Il y a des jours où l’on regrette de ne pas avoir son appareil photo sous la main. Ce n’est pas parce qu’on est journaliste qu’on n’a pas le droit d’avoir un cœur de midinette. Oui, je peux le dire, Catherine Deneuve m’a frôlée. Et pas seulement elle. Sa fille aussi, Chiara Mastrioanni, aux jambes interminables, Anne Consigny, Mathieu Amalric, Emmanuelle Devos… Tous sortaient de la conférence de presse d’ « Un conte de Noël ». Premier film français à être présenté en compétition. Bon, on n’est pas chez Danielle Thompson ( « La Bûche ») mais cette tragi-comédie, à la fois drôle et cruelle, se laisse voir avec plaisir, sans que l’on s’ennuie une seconde. Ce qui est un atout, vue la longueur du film : 2 H 30 (voir aussi notre critique dans Pèlerin cette semaine).
Déception hier soir, chez Woody Allen, avec « Vicky Cristina Barcelona » ( hors compétition) « une comédie légère et romantique » selon le dossier de presse. Mais si légère, qu’il n’ y a pas grand chose à retenir de ce film. Le second degré tourne ici un peu à vide. Et la beauté et le talent des comédiennes (Pénélope Cruz, Scarlett Johansson, Rebecca, Hall) ne suffisent pas à sauver un film qui manque de génie. Cela dit, il fera, ce soir, une splendide montée des marches…

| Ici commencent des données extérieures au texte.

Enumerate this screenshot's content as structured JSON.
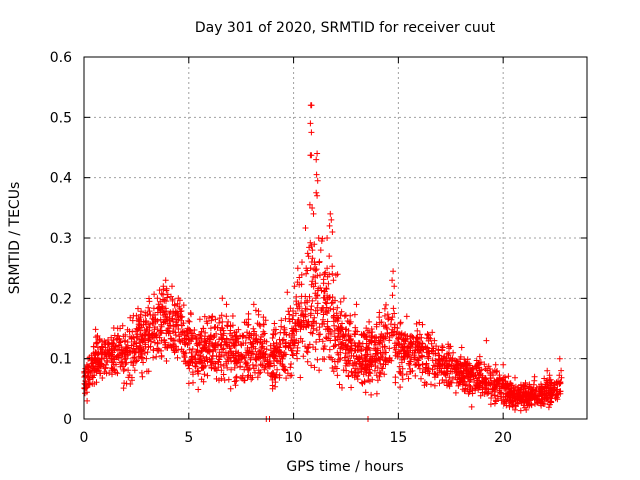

Ce matin, présentation à la presse du nouveau film du brésilien Walter Salles, très attendu depuis le remarquable « Carnets de voyages » (2004). « Linha de Passe » raconte le quotidien d’une famille pas très riche d’une cité, dans la banlieue de Sao Paulo. Une mère enceinte de son cinquième enfant, élève seule ses quatre fils : Dario veut devenir footballeur professionnel, Dinho se réfugie dans la religion évangélique, Denis multiplie les petits boulots pour gagner sa vie, Reginaldo, le plus jeune, voudrait bien connaître son père… Tous courent après leur rêve. Walter Salles point l’état d’urgence d’un pays ravagé par la violence et la misère. Et surtout la fracture d’une société où les pauvres semblent devenus invisibles aux riches. Moins évident que « Carnets de voyage », ce film révèle peu à peu sa force, son intensité. Au final, une réussite.